Mary Magdalene is one of the most controversial and mysterious biblical characters. She often gets a bad rap. She was pegged as a prostitute and temptress by Pope Gregory I, and her reputation remained tarnished for around seven centuries before biblical scholars redeemed her by untangling the three women whose stories Gregory had merged. It was not until 1280 that she was recognized as a leader and canonized by several different church denominations.
Though we know very little about Mary’s life, we do know that she was a person of importance to Jesus. He cast seven demons out of her, and chose her to be one of the first people to see him after the resurrection. Her story is an interesting one to contemplate as I travel along El Rio Magdalena, a beautiful river named after her. The river has a similarly tainted reputation.
The Magdalena is Colombia’s longest river and stretches from the most southern tip of the Huila department in southern Colombia to the Caribbean Sea. The river is CPT’s main mode of transportation between Barrancabermeja, the city where we live, and the communities that we accompany. Its banks are peppered with trees, fishing canoes and water taxis travel lazily past each other, and children swim in the murky water. As an outsider, it’s difficult for me to imagine the scene without the present atmosphere of tranquility.
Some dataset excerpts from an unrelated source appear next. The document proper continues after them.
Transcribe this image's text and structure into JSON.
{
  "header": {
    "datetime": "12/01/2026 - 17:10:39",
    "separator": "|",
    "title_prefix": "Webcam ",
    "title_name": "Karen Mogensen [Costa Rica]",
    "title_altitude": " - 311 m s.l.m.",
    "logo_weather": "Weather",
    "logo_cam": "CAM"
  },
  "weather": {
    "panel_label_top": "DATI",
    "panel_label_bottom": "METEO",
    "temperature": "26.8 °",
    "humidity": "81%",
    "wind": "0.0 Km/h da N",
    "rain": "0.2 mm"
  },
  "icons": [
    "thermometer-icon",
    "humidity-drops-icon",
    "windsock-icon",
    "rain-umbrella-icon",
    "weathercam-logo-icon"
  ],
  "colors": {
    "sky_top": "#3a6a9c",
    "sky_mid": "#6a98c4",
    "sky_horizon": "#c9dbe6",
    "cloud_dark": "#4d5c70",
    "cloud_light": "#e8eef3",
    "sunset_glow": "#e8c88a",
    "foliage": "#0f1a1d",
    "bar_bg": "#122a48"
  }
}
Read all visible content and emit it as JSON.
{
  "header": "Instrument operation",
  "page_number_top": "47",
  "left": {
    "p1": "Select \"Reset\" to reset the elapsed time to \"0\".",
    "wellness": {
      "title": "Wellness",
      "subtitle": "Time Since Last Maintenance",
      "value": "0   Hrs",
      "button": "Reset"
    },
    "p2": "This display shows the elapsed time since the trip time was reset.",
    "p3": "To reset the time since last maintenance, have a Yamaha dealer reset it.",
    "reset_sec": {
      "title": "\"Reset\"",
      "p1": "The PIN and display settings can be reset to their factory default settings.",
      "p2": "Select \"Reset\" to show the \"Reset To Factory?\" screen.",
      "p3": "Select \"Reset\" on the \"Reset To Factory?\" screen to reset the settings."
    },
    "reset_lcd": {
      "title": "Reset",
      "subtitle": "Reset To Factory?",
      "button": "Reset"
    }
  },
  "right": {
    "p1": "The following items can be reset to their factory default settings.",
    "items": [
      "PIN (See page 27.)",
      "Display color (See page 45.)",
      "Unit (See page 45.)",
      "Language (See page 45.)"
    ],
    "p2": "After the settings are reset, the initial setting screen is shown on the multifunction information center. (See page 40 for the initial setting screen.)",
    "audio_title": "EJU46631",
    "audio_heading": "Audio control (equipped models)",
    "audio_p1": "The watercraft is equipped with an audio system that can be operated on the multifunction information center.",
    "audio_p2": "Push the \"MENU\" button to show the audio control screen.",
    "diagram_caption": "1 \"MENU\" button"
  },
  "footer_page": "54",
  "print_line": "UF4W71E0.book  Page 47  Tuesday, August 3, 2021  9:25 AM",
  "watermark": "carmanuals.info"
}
Those who have lived along the river’s banks for more than ten years, however, see it differently.
A pattern of conflicts in the region began in 1948, with a 10-year civil war that was so gruesome it was simply called La Violencia or The Violence. This conflict continued to smolder throughout the 1960s. In the 70s the demand for recreational drugs began to increase in North America, and Colombia became a popular location to cultivate coca and marijuana. By the 80s Pablo Escobar’s reign as the most powerful drug lord in the country was in full swing, and the Medellin and Cali Drug Cartels were competing for control of the Magdalena River.
During the next decade it became a passage for ships with cargo holds filled with drugs, and a popular dumping ground for corpses after massacres. It was not until the mid-2000s that the region became relatively stable. The paramilitary had pushed the guerrillas out of the Magdalena Valley, and the battles had moved to the mountains. However, guerrilla groups and ex-paramilitaries are the likely perpetrators of massacres that continue to occur to this day.
Today, as boats approach the Barrancabermeja water taxi dock, the first thing that is visible on the western coast is Ecopetrol—the biggest oil refinery in the country. The refinery’s collection of weaving pipes and grey smoke stacks are a dismal reminder of what is going to become of the Magdalena in the next two years. On July 28, 2014, a Chinese business signed a contract with the Colombian government. It will be dredging 909 kilometers of the river so that bigger transport freighters can travel from the refinery to the Atlantic Ocean. Though the news is good for city dwellers searching for employment opportunities in the oil industry, it is daunting for fishing and farming communities that depend on the river’s delicate ecosystem for subsistence.
Will the Magdalena eventually be freed of its demons and soiled reputation the way Mary Magdalene has been? Who can say? Those who fish and live off of the river however, hope that they will not be condemned as she was. Though it is no longer in the center of a civil war, the Magdalena is still being polluted and used as a tool to ship illegal goods. The destruction of an ecosystem and a culture is perhaps more difficult to undo than Pope Gregory's words.
Nueva Esperanza, Garzal, Guayabo, and Las Pavas—the four communities along the river that CPT relates to—remain strong in their commitment to defend their land and the traditions of sustainable fishing and farming. They have survived droughts, plagues, being threatened, civil war, being displaced, and being attacked by various armed groups. This new influx of big businesses vying for their land is just one more challenge that they will face together.